Exelon expects to spend nearly $1.5 billion over more than six decades for decommissioning, spent fuel management, and site restoration of its soon-to-close Oyster Creek Nuclear Generating Station in New Jersey.
The power company’s Exelon Generation subsidiary will close the single-reactor power plant by Oct. 31 of this year – more than a year earlier than required by an agreement with the state and over a decade before its Nuclear Regulatory Commission operating license expires in 2029.
In the mandatory post-shutdown decommissioning activities report (PSDAR) to the NRC, Exelon Generation said it has selected the SAFSTOR (safe storage) approach for decommissioning. That allows a defueled reactor site to remain intact under monitoring for up to six decades while radioactivity levels drop and the owner builds up its fund to pay for decommissioning.
Exelon said it could not respond by deadline Friday to a request for comment on its reasoning for choosing SAFSTOR.
“The selection of a preferred decommissioning alternative is influenced by a number of factors at the time of plant shutdown,” the PSDAR states. “These factors include the cost of each decommissioning alternative, minimization of occupational radiation exposure, availability of a high-level waste (spent fuel) repository or a Department of Energy (DOE) interim storage facility, regulatory requirements, and public concerns. In addition, 10 CFR 50.82(a)(3) requires decommissioning to be completed within 60 years of permanent cessation of operations.”
In Exelon’s decommissioning schedule, the plant shutdown and defueling outage would begin on Sept. 17 and end by Sept. 30. All fuel would be in wet storage for cooling no later than March 19, 2020, and then transferred to dry storage within four years.
The plant would then be dormant until early December 2073, during which limited operations would continue, including security, maintenance, and radiation monitoring.
Preparations for decommissioning would take about a year-and-a-half. Actual operations would begin in June 2075, starting with large component removal, then systems removal and plant decontamination, and finally license termination by September 2078. Site restoration would stretch to April 2080, after which the property would be cleared and available for other use.
Exelon expects to spend just over $1.1 billion on decommissioning, along with $290 million on spent fuel management and $60 million on site restoration.
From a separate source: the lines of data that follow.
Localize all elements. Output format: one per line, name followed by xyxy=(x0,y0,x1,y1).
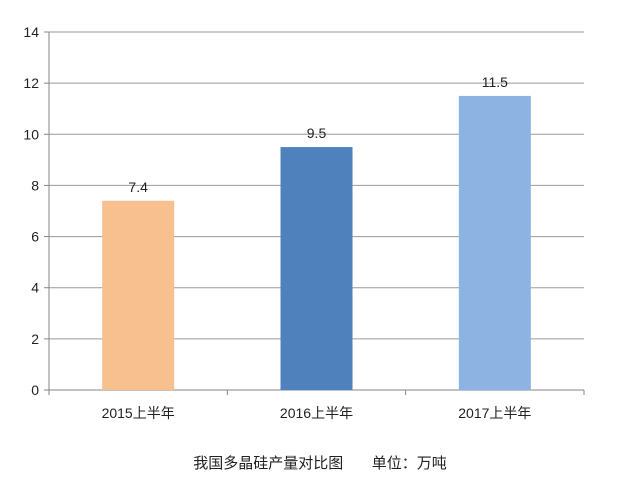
bar xyxy=(280,147,353,390)
y-tick-label: 4 xyxy=(31,280,39,296)
y-tick-label: 14 xyxy=(23,24,39,40)
y-tick-label: 6 xyxy=(31,229,39,245)
y-tick-label: 12 xyxy=(23,75,39,91)
x-tick-label: 2016上半年 xyxy=(280,405,353,421)
bar xyxy=(102,200,175,390)
x-tick-label: 2015上半年 xyxy=(102,405,175,421)
data-label: 11.5 xyxy=(482,74,508,90)
y-tick-label: 10 xyxy=(23,126,39,142)
data-label: 7.4 xyxy=(128,179,148,195)
chart-caption: 我国多晶硅产量对比图 单位：万吨 xyxy=(193,454,447,472)
bar xyxy=(458,95,531,390)
data-label: 9.5 xyxy=(307,125,327,141)
x-tick-label: 2017上半年 xyxy=(458,405,531,421)
y-tick-label: 8 xyxy=(31,177,39,193)
y-tick-label: 0 xyxy=(31,382,39,398)
y-tick-label: 2 xyxy=(31,331,39,347)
It has two separate trusts to pay for the work: a non-tax qualified fund that held $68.2 million as of Dec. 31, 2017, and a tax-qualified fund that had $913.9 million at that date.
Spent fuel is likely to remain on-site until September 2034, according to the PSDAR. That is the point at which Exelon believes the Energy Department would presumably meet its legal mandate to take the radioactive material from Oyster Creek (and all other U.S. nuclear power plants) for disposal.
“Exelon currently assumes that remaining structures will be removed to a nominal depth of three feet below the surrounding grade level,” the PSDAR says. “Affected area(s) would then be backfilled with suitable fill materials, graded, and appropriate erosion controls established. Non-contaminated concrete remaining after the demolition activities may be used for backfilling subsurface voids or may be transported to an offsite area for appropriate disposal as construction debris.”